One final word.  Those of us who work at home also live at work.   And those who work for themselves have no one else to blame.  


Friday, August 5, 2016

"A picaresque coming-of-age tale with an often appealing hero."

I think KIRKUS REVIEW understood were I wanted to go with this book. Here's what they said about Secondhand Summer.  
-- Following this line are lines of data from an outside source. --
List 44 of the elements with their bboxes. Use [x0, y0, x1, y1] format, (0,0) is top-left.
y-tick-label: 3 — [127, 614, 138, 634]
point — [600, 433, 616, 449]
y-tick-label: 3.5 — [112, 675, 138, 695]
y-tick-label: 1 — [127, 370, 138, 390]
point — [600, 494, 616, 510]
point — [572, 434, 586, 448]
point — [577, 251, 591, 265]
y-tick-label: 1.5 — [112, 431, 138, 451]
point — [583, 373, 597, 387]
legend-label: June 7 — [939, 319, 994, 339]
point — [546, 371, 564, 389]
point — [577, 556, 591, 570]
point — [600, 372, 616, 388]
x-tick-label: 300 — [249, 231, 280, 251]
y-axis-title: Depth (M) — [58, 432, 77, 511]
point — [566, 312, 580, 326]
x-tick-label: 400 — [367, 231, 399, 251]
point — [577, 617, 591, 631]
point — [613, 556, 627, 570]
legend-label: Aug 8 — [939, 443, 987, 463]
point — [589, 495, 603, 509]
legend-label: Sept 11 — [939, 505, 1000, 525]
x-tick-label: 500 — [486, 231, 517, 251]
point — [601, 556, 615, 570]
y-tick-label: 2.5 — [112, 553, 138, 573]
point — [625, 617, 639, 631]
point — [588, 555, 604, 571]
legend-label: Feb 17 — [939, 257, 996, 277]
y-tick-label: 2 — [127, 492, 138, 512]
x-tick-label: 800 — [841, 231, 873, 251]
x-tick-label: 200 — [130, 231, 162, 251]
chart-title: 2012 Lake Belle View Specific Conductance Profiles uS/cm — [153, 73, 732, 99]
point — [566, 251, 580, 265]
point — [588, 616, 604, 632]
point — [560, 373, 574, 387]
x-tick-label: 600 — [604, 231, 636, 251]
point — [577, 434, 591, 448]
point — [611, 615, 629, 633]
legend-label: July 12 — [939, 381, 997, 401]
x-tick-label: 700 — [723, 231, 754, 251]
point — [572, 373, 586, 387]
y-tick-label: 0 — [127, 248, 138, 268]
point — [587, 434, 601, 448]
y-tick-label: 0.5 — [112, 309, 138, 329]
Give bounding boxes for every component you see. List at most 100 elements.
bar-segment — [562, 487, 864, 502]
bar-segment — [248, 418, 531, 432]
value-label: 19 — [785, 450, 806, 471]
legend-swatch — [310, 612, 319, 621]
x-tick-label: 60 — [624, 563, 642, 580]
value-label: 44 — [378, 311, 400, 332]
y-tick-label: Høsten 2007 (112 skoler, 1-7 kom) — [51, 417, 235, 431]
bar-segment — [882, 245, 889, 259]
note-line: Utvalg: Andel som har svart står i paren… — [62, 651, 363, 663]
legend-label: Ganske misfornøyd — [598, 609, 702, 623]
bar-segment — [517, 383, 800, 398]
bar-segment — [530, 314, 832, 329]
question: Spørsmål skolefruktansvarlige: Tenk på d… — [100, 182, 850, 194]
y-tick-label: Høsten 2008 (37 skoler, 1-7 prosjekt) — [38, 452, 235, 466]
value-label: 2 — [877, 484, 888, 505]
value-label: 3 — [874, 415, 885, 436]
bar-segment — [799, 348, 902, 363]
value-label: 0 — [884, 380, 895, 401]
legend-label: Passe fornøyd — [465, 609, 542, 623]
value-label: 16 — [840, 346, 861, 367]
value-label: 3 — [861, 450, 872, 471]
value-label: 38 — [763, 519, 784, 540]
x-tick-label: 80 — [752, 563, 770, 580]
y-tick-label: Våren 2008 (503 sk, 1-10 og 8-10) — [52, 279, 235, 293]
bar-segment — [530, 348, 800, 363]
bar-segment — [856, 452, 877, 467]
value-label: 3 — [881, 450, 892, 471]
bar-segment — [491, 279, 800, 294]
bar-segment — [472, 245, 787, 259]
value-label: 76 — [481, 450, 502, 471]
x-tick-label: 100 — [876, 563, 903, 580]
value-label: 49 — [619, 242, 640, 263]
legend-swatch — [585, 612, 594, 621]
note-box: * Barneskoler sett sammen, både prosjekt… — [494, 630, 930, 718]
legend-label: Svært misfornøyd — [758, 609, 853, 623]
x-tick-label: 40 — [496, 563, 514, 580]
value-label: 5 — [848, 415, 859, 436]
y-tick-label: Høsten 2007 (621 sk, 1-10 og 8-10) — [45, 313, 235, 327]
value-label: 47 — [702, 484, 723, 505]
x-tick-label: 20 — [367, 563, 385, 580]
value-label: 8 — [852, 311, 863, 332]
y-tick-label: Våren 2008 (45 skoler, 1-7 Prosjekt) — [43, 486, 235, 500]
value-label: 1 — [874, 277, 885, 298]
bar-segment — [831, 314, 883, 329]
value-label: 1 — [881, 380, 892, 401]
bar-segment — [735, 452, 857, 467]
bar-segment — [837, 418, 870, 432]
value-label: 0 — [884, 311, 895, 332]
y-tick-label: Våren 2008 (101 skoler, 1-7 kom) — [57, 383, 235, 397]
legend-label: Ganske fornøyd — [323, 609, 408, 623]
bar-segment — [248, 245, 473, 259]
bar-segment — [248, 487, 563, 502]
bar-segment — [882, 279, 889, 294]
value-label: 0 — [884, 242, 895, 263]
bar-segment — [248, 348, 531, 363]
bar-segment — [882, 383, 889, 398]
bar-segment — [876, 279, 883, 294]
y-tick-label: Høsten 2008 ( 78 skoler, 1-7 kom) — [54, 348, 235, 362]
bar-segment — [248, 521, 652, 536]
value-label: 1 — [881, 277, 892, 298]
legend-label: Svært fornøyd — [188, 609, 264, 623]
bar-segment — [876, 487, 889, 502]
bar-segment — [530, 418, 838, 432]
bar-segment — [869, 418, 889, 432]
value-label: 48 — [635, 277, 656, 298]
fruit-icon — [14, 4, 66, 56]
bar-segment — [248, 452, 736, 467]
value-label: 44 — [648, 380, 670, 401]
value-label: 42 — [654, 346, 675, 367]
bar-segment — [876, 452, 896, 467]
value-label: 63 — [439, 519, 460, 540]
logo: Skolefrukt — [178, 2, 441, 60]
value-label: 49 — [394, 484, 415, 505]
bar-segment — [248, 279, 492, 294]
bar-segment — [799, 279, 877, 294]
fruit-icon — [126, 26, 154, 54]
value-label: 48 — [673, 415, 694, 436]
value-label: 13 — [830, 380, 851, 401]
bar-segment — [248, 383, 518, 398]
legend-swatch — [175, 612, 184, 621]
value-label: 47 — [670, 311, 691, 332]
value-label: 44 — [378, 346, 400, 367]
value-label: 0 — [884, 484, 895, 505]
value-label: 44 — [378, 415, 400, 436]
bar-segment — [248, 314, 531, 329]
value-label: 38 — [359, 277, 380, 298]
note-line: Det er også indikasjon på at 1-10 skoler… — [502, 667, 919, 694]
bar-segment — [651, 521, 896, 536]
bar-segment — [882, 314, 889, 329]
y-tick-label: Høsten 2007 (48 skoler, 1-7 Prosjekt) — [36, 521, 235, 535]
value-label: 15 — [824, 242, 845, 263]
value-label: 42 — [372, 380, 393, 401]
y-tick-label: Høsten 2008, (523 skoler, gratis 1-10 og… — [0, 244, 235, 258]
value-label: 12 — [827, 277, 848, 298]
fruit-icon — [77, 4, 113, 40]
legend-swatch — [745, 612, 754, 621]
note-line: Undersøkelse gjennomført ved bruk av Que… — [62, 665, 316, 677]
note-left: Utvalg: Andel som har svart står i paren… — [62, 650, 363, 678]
When his father dies suddenly, an adolescent boy faces more than one kind of loss as he navigates the perilous path between childhood and maturity in a new city in Walker’s debut novel.
In 1965, 12-year-old Sam “Humpy” Barger lives with his family in the tiny fishing village of Ninilchik, Alaska, helping his father mend and set nets, attending his small, eighth-grade class, and taking the first shy steps toward having a girlfriend. Then his world gets turned upside down: his strong, capable father has a heart attack and dies, forcing Sam’s mom to move him, his brother, and his sister to Anchorage so that she can find work. Reeling from the sudden loss, Sam confronts the challenges in his life with honesty, integrity, and curiosity, as well as sadness and anxiety. Along the way, however, he makes new friends and tests the limits of his daring. Walker’s first-person narrative is engaging and vivid as he describes Sam’s earnest progress toward discovering who he is. The author skillfully evokes the world of adolescent boys, full of gross-out jokes, territorial challenges, and a few true friends. Sam’s adventures are gripping, yet realistic, such as when he almost, but not quite, gets caught by the police while stealing comic books, and each escapade teaches him something about himself. Occasionally, readers may feel Walker reaches a bit too far for an unlikely metaphor, as when Sam describes a Corvette passing his friend as “a burgundy ghost passing across the mirror of his soul.” Also, although the narrative does treat racism with some sensitivity, a gratuitous gay joke goes disturbingly unremarked. In general, though, the book is absorbing as it describes the painfully awkward moment before kids become “teenagers with cars and adults with power.” As it follows Sam through the changes and choices, the plot builds to an exciting conclusion that includes violence, redemption, and the first faltering steps toward a new life.
A picaresque coming-of-age tale with an often appealing hero.